Monitoring treatment effects can inform both the physician and patient whether the medication
has achieved its anticipated targets. There are several variances between patients cohorts included
in clinical trials and subjects managed in standard clinical setting. Therefore, defining a patient as a “responder”
or “non-responder” to management might not be applicable in day to day care, in particular in
patients suffering from chronic diseases. So far, in patients receiving treatment for osteoporosis, there is
no clear guidance on when the fracture risk has been reduced to an acceptable low level. As a consequence,
some patients at low risk for fracture may have continued their treatment for longer periods than
necessary, whereas others at high risk for fracture may have their treatment stopped whilst the continuation of the same
medication or a change to a more potent therapy might be of value. In many specialties, goal-directed treating to target is
already the standard and the time has come for goal-directed management of osteoporosis.
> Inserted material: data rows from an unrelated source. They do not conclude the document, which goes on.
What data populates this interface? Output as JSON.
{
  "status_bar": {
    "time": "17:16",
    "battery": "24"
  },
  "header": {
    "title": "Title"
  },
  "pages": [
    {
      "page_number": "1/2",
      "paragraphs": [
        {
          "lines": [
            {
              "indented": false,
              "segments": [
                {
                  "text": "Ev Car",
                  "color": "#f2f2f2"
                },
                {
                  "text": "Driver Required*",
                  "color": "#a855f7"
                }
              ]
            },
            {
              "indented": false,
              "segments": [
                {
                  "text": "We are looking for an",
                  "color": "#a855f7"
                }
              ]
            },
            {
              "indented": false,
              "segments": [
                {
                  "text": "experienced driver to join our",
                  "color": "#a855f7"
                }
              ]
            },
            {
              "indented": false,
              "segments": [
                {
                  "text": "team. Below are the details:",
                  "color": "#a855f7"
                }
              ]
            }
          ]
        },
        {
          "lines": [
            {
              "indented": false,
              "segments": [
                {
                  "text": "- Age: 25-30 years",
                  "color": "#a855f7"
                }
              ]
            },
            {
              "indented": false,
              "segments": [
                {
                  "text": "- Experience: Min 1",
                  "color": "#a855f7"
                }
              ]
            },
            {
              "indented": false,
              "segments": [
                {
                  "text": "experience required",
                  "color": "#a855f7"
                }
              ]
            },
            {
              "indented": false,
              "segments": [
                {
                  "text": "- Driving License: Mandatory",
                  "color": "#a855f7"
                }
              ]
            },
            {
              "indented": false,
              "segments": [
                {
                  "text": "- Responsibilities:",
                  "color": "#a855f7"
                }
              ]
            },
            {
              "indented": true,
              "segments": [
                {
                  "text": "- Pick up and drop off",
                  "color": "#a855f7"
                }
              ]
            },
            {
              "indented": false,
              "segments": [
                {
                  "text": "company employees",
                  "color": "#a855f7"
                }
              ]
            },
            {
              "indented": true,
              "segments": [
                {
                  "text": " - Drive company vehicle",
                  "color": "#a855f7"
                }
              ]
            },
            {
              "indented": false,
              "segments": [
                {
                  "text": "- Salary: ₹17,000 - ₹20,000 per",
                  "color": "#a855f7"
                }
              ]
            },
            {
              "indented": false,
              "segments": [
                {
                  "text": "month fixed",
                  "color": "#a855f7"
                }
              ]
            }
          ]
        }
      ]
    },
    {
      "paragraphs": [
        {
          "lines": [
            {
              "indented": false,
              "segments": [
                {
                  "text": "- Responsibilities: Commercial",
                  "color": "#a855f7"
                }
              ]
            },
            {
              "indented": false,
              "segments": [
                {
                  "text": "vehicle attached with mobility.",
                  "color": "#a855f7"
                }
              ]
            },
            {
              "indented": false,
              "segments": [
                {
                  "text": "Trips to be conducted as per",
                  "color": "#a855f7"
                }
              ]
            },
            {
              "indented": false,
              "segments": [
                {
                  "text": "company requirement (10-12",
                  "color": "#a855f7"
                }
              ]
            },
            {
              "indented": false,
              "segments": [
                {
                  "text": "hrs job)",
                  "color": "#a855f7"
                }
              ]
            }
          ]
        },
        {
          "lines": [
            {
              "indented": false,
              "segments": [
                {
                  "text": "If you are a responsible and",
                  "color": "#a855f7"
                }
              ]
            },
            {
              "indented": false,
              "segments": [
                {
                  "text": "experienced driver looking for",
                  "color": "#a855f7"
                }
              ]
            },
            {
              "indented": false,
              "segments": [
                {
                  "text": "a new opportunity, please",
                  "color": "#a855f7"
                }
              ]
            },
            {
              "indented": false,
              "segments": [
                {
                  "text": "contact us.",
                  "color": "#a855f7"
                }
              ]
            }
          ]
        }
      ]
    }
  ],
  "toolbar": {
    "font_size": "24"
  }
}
Adopting treat-to-target approach
in osteoporosis has the prospective of developing the patients’ care, plummeting the osteoporotic fractures burden,
in addition to having a positive cost-effectiveness impact. This article aims at discussing the potential utility of “treat-totarget”
approach for osteoporotic patients management in standard clinical practice. It also includes a suggested algorithm
for long term osteoporosis treatment as well as post-drug holiday management based on “treat to target” strategy.
Keywords: DXA, drug holiday, FRAX, osteoporosis, treat to target.